Há fatores específicos que explicam o 0,6% de crescimento da produção industrial divulgado ontem pelo IBGE, explica o economista Sérgio Vale, da MB Associados. O número já não é lá essas coisas, e ainda tem atenuantes: um alto-forno da CSN que ficou parado em junho e que voltou a funcionar em julho provocou um aumento de 4,2% na metalurgia básica; uma plataforma da Petrobras voltou a funcionar depois de um mês parada e isso elevou em 5,2% a indústria extrativa mineral.
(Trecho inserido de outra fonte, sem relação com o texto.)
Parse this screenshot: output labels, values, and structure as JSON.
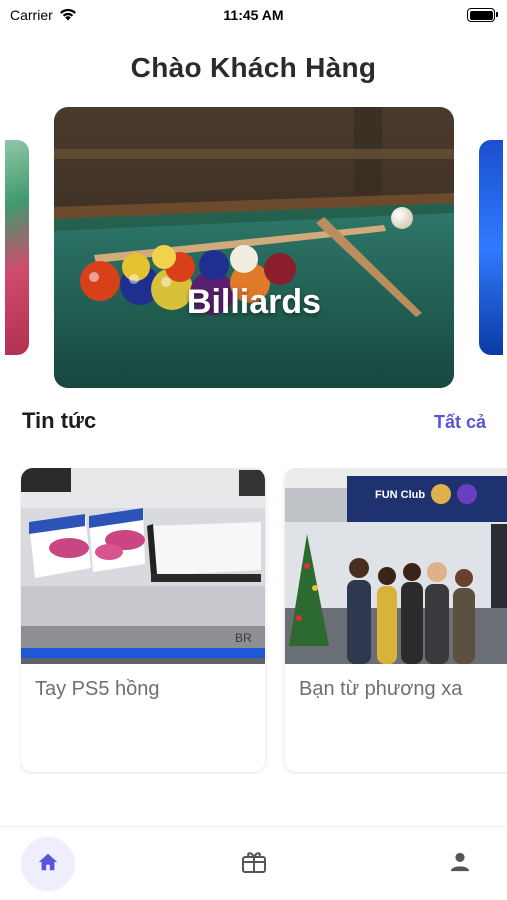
{
  "status_bar": {
    "carrier": "Carrier",
    "time": "11:45 AM"
  },
  "greeting": {
    "title": "Chào Khách Hàng"
  },
  "carousel": {
    "items": [
      {
        "label": ""
      },
      {
        "label": "Billiards"
      },
      {
        "label": ""
      }
    ]
  },
  "news": {
    "title": "Tin tức",
    "view_all": "Tất cả",
    "items": [
      {
        "caption": "Tay PS5 hồng"
      },
      {
        "caption": "Bạn từ phương xa"
      }
    ],
    "sign_text": "FUN Club"
  },
  "tab_bar": {
    "tabs": [
      {
        "icon": "home-icon",
        "active": true
      },
      {
        "icon": "gift-icon",
        "active": false
      },
      {
        "icon": "profile-icon",
        "active": false
      }
    ]
  },
  "colors": {
    "accent": "#5856d6",
    "active_tab_bg": "#eeeeff",
    "caption": "#6f6f6f"
  }
}
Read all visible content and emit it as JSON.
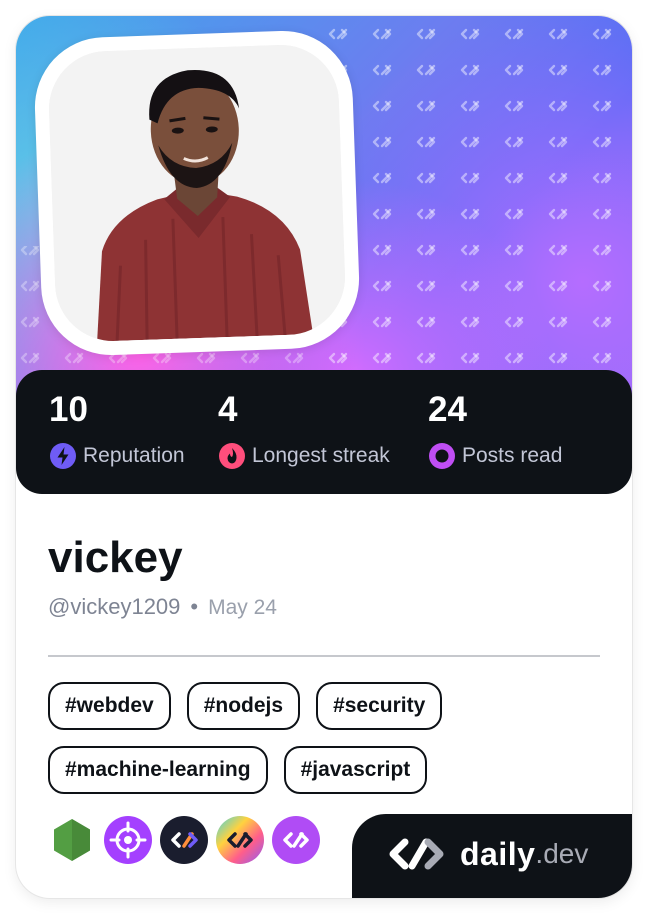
{
  "profile": {
    "name": "vickey",
    "handle": "@vickey1209",
    "separator": "•",
    "joined": "May 24"
  },
  "stats": [
    {
      "value": "10",
      "label": "Reputation",
      "icon": "bolt-icon",
      "color": "#6f5cf6"
    },
    {
      "value": "4",
      "label": "Longest streak",
      "icon": "flame-icon",
      "color": "#ff4e7c"
    },
    {
      "value": "24",
      "label": "Posts read",
      "icon": "eye-icon",
      "color": "#c04ef4"
    }
  ],
  "tags": [
    [
      "#webdev",
      "#nodejs",
      "#security"
    ],
    [
      "#machine-learning",
      "#javascript"
    ]
  ],
  "squads": [
    {
      "icon": "nodejs-hexagon-icon",
      "color": "#539e43"
    },
    {
      "icon": "crosshair-icon",
      "color": "#a440ff"
    },
    {
      "icon": "dark-link-icon",
      "color": "#1a1d2e"
    },
    {
      "icon": "rainbow-link-icon",
      "color": "#ff8c3a"
    },
    {
      "icon": "purple-link-icon",
      "color": "#b04cf5"
    }
  ],
  "brand": {
    "word": "daily",
    "suffix": ".dev"
  }
}
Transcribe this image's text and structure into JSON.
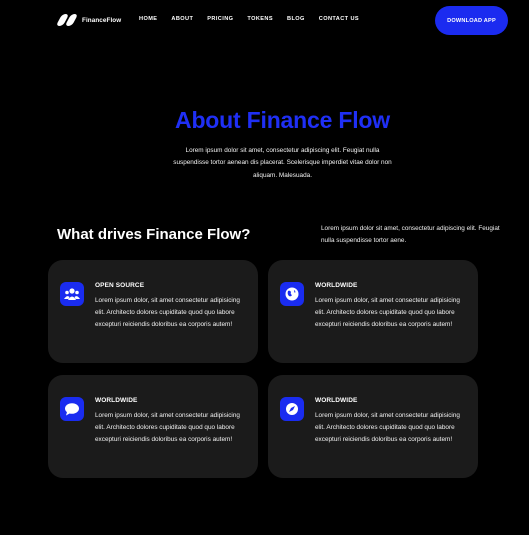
{
  "brand": {
    "name": "FinanceFlow"
  },
  "nav": {
    "items": [
      "HOME",
      "ABOUT",
      "PRICING",
      "TOKENS",
      "BLOG",
      "CONTACT US"
    ],
    "cta_label": "DOWNLOAD APP"
  },
  "hero": {
    "title": "About Finance Flow",
    "text": "Lorem ipsum dolor sit amet, consectetur adipiscing elit. Feugiat nulla suspendisse tortor aenean dis placerat. Scelerisque imperdiet vitae dolor non aliquam. Malesuada."
  },
  "drives": {
    "title": "What drives Finance Flow?",
    "text": "Lorem ipsum dolor sit amet, consectetur adipiscing elit. Feugiat nulla suspendisse tortor aene."
  },
  "cards": [
    {
      "title": "OPEN SOURCE",
      "icon": "users-icon",
      "desc": "Lorem ipsum dolor, sit amet consectetur adipisicing elit. Architecto dolores cupiditate quod quo labore excepturi reiciendis doloribus ea corporis autem!"
    },
    {
      "title": "WORLDWIDE",
      "icon": "globe-icon",
      "desc": "Lorem ipsum dolor, sit amet consectetur adipisicing elit. Architecto dolores cupiditate quod quo labore excepturi reiciendis doloribus ea corporis autem!"
    },
    {
      "title": "WORLDWIDE",
      "icon": "chat-bubble-icon",
      "desc": "Lorem ipsum dolor, sit amet consectetur adipisicing elit. Architecto dolores cupiditate quod quo labore excepturi reiciendis doloribus ea corporis autem!"
    },
    {
      "title": "WORLDWIDE",
      "icon": "compass-icon",
      "desc": "Lorem ipsum dolor, sit amet consectetur adipisicing elit. Architecto dolores cupiditate quod quo labore excepturi reiciendis doloribus ea corporis autem!"
    }
  ],
  "colors": {
    "background": "#000000",
    "accent": "#1b2bf0",
    "card": "#1b1b1b",
    "text": "#ffffff"
  }
}
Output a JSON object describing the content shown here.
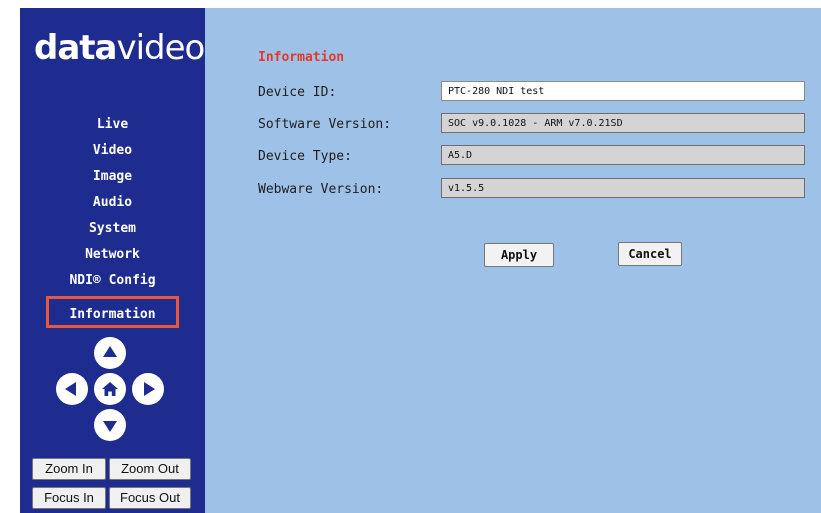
{
  "brand": {
    "logo_bold": "data",
    "logo_light": "video"
  },
  "sidebar": {
    "items": [
      {
        "label": "Live"
      },
      {
        "label": "Video"
      },
      {
        "label": "Image"
      },
      {
        "label": "Audio"
      },
      {
        "label": "System"
      },
      {
        "label": "Network"
      },
      {
        "label": "NDI® Config"
      },
      {
        "label": "Information",
        "active": true
      }
    ]
  },
  "ptz": {
    "icons": [
      "arrow-up-icon",
      "arrow-left-icon",
      "home-icon",
      "arrow-right-icon",
      "arrow-down-icon"
    ],
    "zoom_in": "Zoom In",
    "zoom_out": "Zoom Out",
    "focus_in": "Focus In",
    "focus_out": "Focus Out"
  },
  "info": {
    "title": "Information",
    "device_id": {
      "label": "Device ID:",
      "value": "PTC-280 NDI test"
    },
    "software_version": {
      "label": "Software Version:",
      "value": "SOC v9.0.1028 - ARM v7.0.21SD"
    },
    "device_type": {
      "label": "Device Type:",
      "value": "A5.D"
    },
    "webware_version": {
      "label": "Webware Version:",
      "value": "v1.5.5"
    }
  },
  "actions": {
    "apply": "Apply",
    "cancel": "Cancel"
  },
  "colors": {
    "sidebar_bg": "#1f2c8f",
    "main_bg": "#9ec1e8",
    "title_red": "#e23a2a",
    "highlight_border": "#e8573f"
  }
}
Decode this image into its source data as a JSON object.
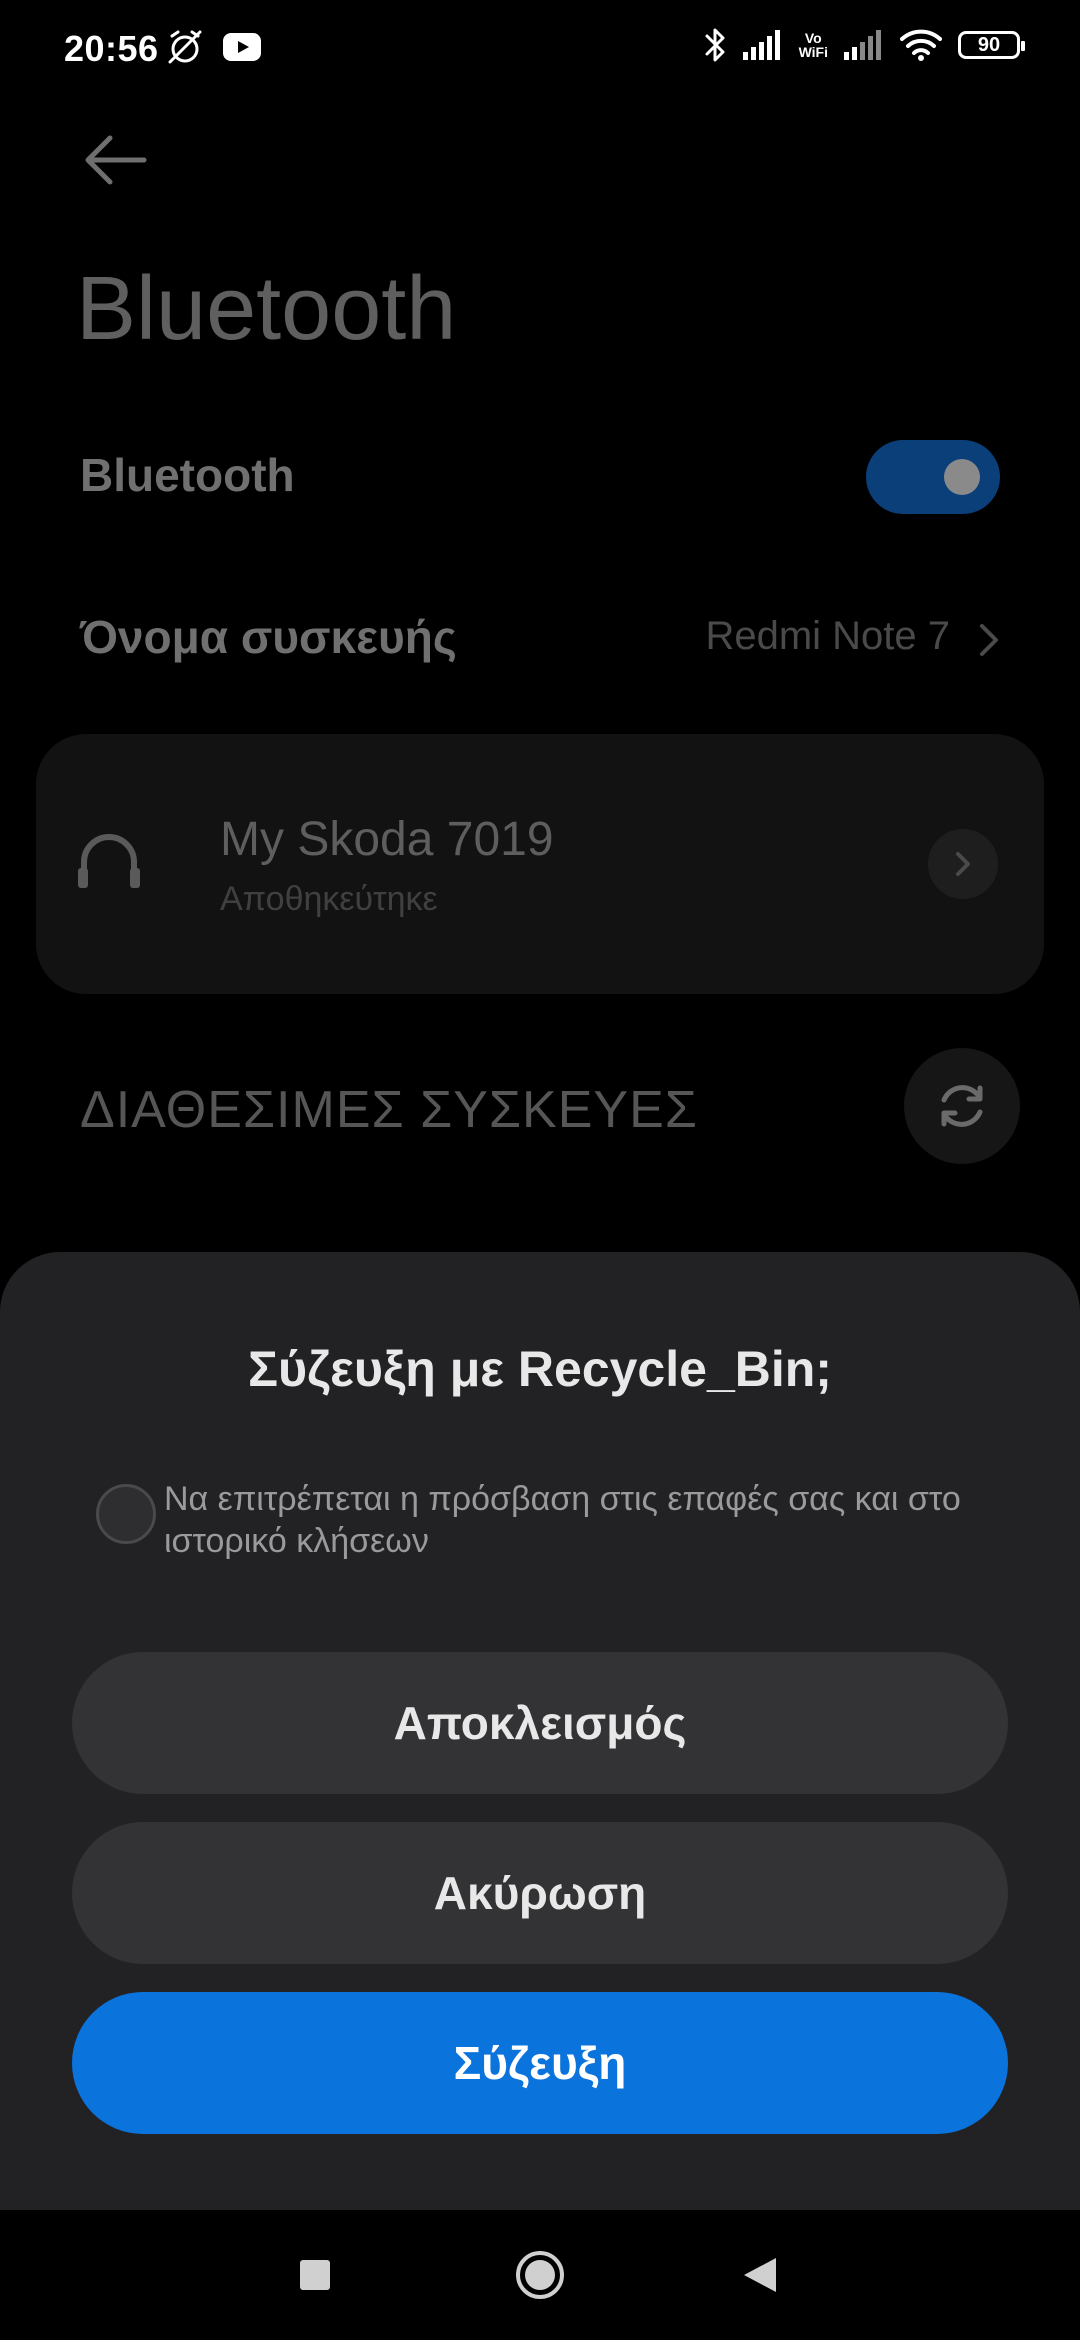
{
  "status_bar": {
    "time": "20:56",
    "vowifi_top": "Vo",
    "vowifi_bottom": "WiFi",
    "battery": "90"
  },
  "page": {
    "title": "Bluetooth",
    "bluetooth_label": "Bluetooth",
    "bluetooth_enabled": true,
    "device_name_label": "Όνομα συσκευής",
    "device_name_value": "Redmi Note 7",
    "saved_device": {
      "name": "My Skoda 7019",
      "status": "Αποθηκεύτηκε"
    },
    "available_devices_heading": "ΔΙΑΘΕΣΙΜΕΣ ΣΥΣΚΕΥΕΣ"
  },
  "dialog": {
    "title": "Σύζευξη με Recycle_Bin;",
    "checkbox_label": "Να επιτρέπεται η πρόσβαση στις επαφές σας και στο ιστορικό κλήσεων",
    "checkbox_checked": false,
    "block_label": "Αποκλεισμός",
    "cancel_label": "Ακύρωση",
    "pair_label": "Σύζευξη"
  },
  "colors": {
    "accent": "#0a74dc",
    "dialog_bg": "#222224",
    "toggle_on": "#0b3f7a"
  }
}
A dúvida, pergunta Sérgio Vale, é por que a indústria não tem reagido aos estímulos da queda das taxas de juros e do aumento da renda. Setores como calçados, têxteis e móveis têm sido afetados pela competição chinesa; a queda da exportação se reflete nos dados da produção. Apesar de o saldo comercial permanecer alto, a valorização do câmbio continua afetando alguns setores.

A CNI divulgou dados positivos ontem. Em julho, no cálculo feito sem os efeitos sazonais, aumentaram as horas trabalhadas, as vendas e o emprego na indústria. "O desempenho das vendas poderia ter sido melhor, não fosse a continuidade da valorização do real frente ao dólar. No acumulado dos sete primeiros meses do ano, comparativamente ao mesmo período do ano passado, as vendas registram queda de 0,68%. No mesmo período, o real se valorizou 14% frente ao dólar, levando à queda no faturamento das firmas exportadoras", registrou a CNI em seu relatório.

Na indústria, um dos setores que mais crescem é o de produção de máquinas e equipamentos para o setor elétrico. São as turbinas e os equipamentos para as usinas hidrelétricas que estão ficando prontas. Mas são usinas iniciadas no governo anterior e não há outras entrando em operação em breve. Veja o gráfico abaixo da MB Associados mostrando que as encomendas desse setor vão cair. A conclusão da consultoria é de que o país continuará crescendo ao ritmo de 3% ao ano.

A boa notícia é que, com o crescimento fraco e a inflação tão baixa, os juros poderão seguir sua trajetória de queda. Luiz Roberto Cunha acha que os juros podem continuar caindo em 0,25 ponto percentual nas duas reuniões deste ano e nas primeiras quatro no primeiro semestre do ano que vem, chegando, em julho de 2007, a 12,75%.